Scientific American, a marvelous magazine in many respects, recently published an article which not only demonstrated the foolishness of one scientist, but highlighted the foolishness of specialists in general.
In it, Dr. Judith Rich Harris opines that parents don't matter when it comes to child-rearing. According to Harris, a child's peer group and teachers make a far larger impact on a child's life and habits than do parents. The most a parent contributes is a handful of DNA, most similarities between children and parents can be chalked up to this DNA contribution, and the actual lifestyle results are really not imparted by parents at all.
Now, it is clearly the case, as any parent can attest, that individual children have individual quirks of personality wholly unrelated to how they are raised. A father who gets on all fours and growls like a lion at his little girl will likely see the young lass scream and run away, while a father who does the same to his little boy will see the young lad scream and attack. Some children are born with naturally outgoing personalities, others are naturally introspective. Certainly it is not all nurture - nature plays its part.
But, to say that a child's peer group and teachers have more impact than his parents is missing the point. Who controls the child's access to other children his age? Who determines which teachers the child will be exposed to?
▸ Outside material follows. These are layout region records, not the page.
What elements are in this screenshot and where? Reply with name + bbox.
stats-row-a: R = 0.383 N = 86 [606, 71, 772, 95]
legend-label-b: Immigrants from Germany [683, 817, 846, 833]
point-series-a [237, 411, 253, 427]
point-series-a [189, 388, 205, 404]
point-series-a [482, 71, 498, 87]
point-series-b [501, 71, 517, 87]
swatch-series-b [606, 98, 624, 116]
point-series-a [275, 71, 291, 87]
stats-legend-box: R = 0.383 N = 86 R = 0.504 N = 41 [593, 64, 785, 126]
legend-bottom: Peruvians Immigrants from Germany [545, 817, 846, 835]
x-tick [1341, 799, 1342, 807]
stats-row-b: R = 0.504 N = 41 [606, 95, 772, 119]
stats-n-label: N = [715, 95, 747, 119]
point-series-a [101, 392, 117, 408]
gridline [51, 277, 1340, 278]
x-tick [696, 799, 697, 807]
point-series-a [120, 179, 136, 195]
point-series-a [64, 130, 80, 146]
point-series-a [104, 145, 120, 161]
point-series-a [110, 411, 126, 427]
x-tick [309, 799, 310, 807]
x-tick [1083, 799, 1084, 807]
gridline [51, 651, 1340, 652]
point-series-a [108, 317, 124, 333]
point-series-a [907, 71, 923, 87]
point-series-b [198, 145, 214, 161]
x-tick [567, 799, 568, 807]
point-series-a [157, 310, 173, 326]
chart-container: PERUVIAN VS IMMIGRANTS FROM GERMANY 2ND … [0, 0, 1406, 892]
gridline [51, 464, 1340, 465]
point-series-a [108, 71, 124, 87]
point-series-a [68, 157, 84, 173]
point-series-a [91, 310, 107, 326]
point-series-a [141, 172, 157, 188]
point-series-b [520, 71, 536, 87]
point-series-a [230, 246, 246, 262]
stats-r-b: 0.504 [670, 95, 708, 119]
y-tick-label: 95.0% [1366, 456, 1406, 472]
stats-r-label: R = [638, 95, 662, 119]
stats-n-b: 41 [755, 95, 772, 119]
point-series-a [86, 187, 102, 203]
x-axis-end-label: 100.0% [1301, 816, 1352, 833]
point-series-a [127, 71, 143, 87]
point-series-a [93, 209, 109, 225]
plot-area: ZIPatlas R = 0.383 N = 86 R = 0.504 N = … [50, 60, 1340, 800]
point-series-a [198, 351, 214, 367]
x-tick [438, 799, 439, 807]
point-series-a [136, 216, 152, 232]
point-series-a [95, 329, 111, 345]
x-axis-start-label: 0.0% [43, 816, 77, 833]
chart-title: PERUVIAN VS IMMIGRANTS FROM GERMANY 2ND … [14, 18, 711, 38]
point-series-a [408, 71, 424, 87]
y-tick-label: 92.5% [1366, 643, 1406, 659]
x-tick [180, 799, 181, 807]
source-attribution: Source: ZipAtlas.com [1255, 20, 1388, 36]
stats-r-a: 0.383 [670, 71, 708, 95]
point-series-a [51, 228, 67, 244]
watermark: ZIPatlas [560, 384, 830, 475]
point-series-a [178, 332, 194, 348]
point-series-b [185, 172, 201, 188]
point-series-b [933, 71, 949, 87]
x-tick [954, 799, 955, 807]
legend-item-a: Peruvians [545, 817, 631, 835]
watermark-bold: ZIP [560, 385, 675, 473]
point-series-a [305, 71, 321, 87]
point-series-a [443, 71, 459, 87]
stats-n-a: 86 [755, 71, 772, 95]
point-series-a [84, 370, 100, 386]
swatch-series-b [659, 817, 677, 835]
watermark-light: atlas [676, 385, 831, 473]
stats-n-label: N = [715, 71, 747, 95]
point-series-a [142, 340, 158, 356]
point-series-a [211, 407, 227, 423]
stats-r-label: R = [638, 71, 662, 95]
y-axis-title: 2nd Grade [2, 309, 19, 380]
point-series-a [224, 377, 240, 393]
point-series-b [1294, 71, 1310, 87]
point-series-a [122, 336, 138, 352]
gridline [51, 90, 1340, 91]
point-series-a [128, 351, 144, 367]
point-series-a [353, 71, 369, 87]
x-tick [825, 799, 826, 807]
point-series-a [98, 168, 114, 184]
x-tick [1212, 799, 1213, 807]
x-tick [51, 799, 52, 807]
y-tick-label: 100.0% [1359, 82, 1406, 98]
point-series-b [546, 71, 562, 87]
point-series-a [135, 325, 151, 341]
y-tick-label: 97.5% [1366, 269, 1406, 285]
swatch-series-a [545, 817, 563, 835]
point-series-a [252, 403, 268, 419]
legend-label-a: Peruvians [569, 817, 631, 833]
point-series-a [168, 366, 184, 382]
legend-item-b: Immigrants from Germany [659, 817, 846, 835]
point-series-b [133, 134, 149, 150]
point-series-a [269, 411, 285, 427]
Who among us has not had a parent tell us, "Why don't you make friends with X? They're a wonderful family!" or "If I discover that you are hanging around with Y, you will be grounded until you are 18."
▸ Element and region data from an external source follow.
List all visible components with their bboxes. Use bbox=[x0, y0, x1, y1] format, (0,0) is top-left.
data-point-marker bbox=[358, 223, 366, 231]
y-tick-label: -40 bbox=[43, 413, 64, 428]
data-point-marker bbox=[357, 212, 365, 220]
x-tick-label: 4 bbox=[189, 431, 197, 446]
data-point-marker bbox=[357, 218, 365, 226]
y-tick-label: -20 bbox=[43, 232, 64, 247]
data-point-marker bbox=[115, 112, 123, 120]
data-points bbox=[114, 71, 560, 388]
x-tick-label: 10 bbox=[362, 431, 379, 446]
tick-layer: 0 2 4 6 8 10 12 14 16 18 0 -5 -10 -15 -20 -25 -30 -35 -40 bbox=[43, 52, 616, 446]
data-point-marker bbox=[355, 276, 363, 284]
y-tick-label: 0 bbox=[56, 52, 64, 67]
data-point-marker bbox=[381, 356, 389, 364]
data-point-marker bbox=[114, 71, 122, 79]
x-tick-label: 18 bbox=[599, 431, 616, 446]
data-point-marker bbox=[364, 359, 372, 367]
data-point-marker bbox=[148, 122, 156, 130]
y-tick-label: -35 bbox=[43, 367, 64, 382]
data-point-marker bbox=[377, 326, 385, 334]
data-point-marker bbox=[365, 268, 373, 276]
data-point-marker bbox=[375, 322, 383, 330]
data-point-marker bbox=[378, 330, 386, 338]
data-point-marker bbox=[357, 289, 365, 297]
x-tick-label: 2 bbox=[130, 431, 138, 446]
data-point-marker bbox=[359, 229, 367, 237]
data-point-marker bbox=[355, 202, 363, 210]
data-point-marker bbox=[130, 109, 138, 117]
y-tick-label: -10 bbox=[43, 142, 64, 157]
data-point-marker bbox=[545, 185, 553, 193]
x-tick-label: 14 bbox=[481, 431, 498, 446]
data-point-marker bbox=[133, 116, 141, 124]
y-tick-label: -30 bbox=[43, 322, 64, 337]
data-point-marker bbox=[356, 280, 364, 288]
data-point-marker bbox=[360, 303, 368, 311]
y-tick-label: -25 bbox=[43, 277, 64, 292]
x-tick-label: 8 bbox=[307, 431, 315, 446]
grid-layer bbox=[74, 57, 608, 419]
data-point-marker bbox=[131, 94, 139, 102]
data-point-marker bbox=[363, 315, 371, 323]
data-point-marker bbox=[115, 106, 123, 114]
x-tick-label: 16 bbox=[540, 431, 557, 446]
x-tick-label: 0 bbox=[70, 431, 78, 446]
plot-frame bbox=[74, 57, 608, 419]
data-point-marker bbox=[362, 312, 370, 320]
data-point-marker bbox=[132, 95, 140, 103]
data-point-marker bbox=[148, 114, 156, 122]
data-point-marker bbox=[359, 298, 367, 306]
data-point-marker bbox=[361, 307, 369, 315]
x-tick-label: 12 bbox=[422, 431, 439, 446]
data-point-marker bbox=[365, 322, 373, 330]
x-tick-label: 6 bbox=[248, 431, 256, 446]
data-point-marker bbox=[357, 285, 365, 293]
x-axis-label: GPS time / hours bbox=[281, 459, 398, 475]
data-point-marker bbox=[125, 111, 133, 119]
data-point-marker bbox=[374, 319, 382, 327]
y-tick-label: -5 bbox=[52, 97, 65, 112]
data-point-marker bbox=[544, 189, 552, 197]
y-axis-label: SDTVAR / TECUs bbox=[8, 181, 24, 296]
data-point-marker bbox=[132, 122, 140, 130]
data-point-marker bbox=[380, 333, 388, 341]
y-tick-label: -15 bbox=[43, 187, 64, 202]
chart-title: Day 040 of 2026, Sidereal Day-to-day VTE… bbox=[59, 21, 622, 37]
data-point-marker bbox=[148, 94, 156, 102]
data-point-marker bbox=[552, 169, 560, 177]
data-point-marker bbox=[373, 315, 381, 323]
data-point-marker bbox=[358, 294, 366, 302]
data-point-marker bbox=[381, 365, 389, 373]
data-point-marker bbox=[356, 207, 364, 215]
Similarly, are there no parents who have said, "That is the school for my child!" or "We're going to have to get you moved to a different teacher. This one is not helping you."
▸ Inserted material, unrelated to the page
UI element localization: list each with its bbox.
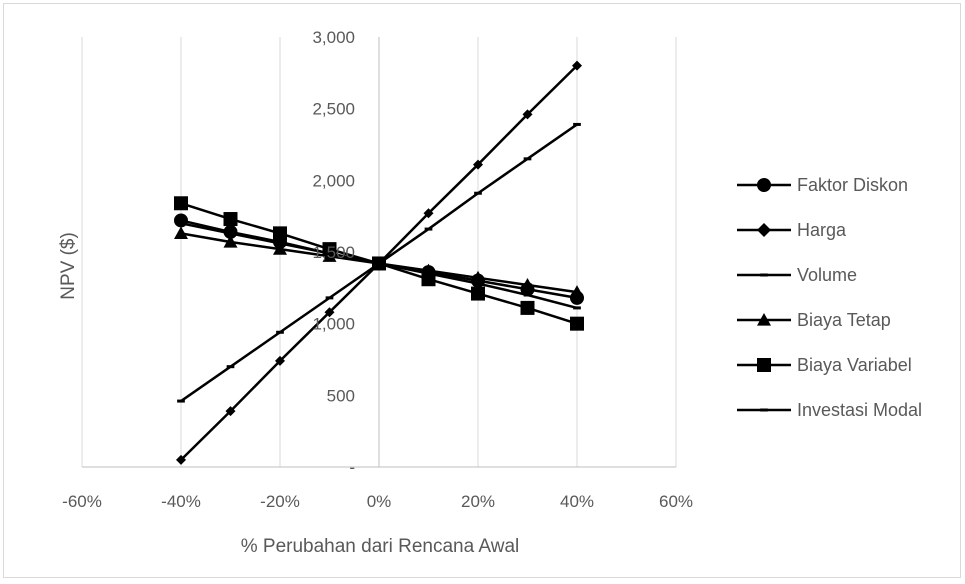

While Dr. Harris has some interesting observations, some of them even worthwhile, she doesn't appear to ever have been a parent herself. Even if we grant her thesis, even if we agree that teachers and other children more direct impact on a child's socialization outside the home than parents do, we still must acknowledge that those other people only have this influence because they are permitted to have it by the parents.
Parents are the guardians, the gatekeepers.
For this we were born, even if myopic scientists don't want to admit it.